The online lender known as SoFi, which gained popularity by refinancing student loans, agreed to merge with Social Capital Hedosophia Holdings Corp. V, a special purpose acquisition company founded by former Facebook executive Chamath Palihapitiya. It marks the latest example of a growing trend in which closely held firms go public by merging with a SPAC.
SoFi, which weathered a workplace sexual-harassment scandal that forced out its founder and first CEO, Mike Cagney, has long been viewed as a financial-technology company destined to go public. Its early years endeared it to some federal officials concerned that recent college graduates needed more options to refinance their expensive student loans.
SoFi then sought to capitalize on its customer base of young, highly paid white-collar professionals — the company calls them “members” — by offering them other financial products.
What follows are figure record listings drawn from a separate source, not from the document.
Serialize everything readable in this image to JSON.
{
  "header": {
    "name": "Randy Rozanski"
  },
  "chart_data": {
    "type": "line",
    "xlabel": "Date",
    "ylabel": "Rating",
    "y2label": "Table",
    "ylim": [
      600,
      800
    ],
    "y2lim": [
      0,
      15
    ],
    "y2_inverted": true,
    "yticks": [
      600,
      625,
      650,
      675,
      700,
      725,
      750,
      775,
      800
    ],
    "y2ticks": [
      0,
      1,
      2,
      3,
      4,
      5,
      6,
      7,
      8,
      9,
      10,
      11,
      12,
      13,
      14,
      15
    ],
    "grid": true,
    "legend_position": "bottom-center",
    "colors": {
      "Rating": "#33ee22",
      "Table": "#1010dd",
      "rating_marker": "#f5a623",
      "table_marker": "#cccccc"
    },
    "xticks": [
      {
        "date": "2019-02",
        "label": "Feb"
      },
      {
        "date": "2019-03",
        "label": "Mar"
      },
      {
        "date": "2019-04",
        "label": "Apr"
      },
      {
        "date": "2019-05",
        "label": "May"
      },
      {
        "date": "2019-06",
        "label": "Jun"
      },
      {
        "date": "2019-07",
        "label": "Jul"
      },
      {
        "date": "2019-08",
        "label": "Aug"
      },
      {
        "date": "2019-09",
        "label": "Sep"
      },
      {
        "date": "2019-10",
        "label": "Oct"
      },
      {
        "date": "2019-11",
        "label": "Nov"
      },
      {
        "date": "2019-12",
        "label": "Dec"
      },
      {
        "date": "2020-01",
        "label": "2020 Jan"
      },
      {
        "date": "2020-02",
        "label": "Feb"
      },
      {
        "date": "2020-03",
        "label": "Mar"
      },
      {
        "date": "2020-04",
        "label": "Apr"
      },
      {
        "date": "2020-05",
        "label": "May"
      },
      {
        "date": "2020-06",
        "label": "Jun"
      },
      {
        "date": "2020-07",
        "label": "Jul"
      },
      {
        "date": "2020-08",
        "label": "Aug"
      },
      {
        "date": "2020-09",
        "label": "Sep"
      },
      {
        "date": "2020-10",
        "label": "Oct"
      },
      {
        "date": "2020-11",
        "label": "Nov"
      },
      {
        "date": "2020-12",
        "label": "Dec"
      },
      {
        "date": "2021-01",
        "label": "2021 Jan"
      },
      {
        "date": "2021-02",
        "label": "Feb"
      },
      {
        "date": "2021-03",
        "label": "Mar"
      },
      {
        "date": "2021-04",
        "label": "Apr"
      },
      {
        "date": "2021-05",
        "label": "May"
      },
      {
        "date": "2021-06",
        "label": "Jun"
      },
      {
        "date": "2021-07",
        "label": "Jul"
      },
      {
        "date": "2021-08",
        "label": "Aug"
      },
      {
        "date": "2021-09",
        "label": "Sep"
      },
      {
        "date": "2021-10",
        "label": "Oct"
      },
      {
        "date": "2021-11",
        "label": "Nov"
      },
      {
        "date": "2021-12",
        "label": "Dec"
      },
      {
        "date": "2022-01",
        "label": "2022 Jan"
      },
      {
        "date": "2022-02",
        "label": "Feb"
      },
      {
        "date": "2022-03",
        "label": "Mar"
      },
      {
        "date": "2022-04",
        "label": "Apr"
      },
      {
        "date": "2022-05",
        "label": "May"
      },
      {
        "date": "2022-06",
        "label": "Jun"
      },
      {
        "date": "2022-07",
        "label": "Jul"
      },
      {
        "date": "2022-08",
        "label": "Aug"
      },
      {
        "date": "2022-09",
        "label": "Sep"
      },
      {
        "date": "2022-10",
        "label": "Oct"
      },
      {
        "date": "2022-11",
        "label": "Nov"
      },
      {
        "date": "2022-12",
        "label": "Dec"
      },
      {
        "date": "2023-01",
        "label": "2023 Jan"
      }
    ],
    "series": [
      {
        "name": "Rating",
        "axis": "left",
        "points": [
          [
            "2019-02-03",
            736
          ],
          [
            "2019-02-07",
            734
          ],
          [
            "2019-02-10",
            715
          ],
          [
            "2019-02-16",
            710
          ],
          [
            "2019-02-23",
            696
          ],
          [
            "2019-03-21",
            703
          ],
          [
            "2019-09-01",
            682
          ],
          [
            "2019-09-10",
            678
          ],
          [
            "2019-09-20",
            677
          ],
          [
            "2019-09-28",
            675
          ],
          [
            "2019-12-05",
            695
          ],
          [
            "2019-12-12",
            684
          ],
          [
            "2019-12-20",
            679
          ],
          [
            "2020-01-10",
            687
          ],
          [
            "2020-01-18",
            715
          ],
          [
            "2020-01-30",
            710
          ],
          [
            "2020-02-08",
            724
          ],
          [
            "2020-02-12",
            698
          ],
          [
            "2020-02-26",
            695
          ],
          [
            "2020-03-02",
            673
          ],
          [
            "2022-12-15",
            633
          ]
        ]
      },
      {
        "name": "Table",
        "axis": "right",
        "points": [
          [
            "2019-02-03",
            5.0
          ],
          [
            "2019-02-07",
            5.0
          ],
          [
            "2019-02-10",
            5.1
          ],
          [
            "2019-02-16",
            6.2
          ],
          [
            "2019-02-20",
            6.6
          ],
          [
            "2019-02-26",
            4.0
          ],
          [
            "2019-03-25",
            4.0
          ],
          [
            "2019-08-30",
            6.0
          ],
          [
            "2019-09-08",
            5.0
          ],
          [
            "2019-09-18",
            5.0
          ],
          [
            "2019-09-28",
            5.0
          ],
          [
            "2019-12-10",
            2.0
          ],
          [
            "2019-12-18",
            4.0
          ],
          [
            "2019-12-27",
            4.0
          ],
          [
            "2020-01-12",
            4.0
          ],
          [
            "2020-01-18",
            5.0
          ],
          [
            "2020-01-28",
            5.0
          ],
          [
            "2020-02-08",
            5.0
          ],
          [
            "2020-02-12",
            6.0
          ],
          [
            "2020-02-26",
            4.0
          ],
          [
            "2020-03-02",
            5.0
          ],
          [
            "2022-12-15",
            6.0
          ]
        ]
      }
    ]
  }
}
In a presentation to prospective investors Thursday, San Francisco-based SoFi and Palihapitiya’s firm compared the lender to Apple Inc., Tesla Inc. and Amazon.com Inc., claiming that SoFi is in a position to similarly disrupt established leaders in its industry. New products such as credit cards helped fuel a surge in SoFi customers to 1.5 million as of Sept. 30, up 74% from a year earlier.
“SoFi’s innovative, member-first platform has demystified financial services for millions of Americans,” Palihapitiya said in a statement. “Additionally, the acceleration of cross-buying by existing SoFi members has created a virtuous cycle of compounding growth, diversified revenue and high profitability.”
But recent growth has come at a cost to the bottom line. Net losses totaled $492 million in 2018 and 2019, filings show, and through the first nine months of last year they were 21% higher than the same period a year earlier. Net revenue climbed 4% during that time to $394 million.
In October, the company received preliminary approval from the Office of the Comptroller of the Currency for a national bank charter, a move that the company said, if finalized, would reduce its cost of funds.
SPACs raised a record $78 billion in the U.S. last year, according to data compiled by Bloomberg, as financiers and startup founders sought a quicker way to go public than the traditionally cumbersome process of initial public offerings.
The SoFi transaction is expected to provide as much as $2.4 billion in cash proceeds, which includes $1.2 billion through a private investment in public equity, or PIPE. Investors include funds managed by BlackRock Inc., T. Rowe Price Associates Inc., Coatue Management, and Healthcare of Ontario Pension Plan.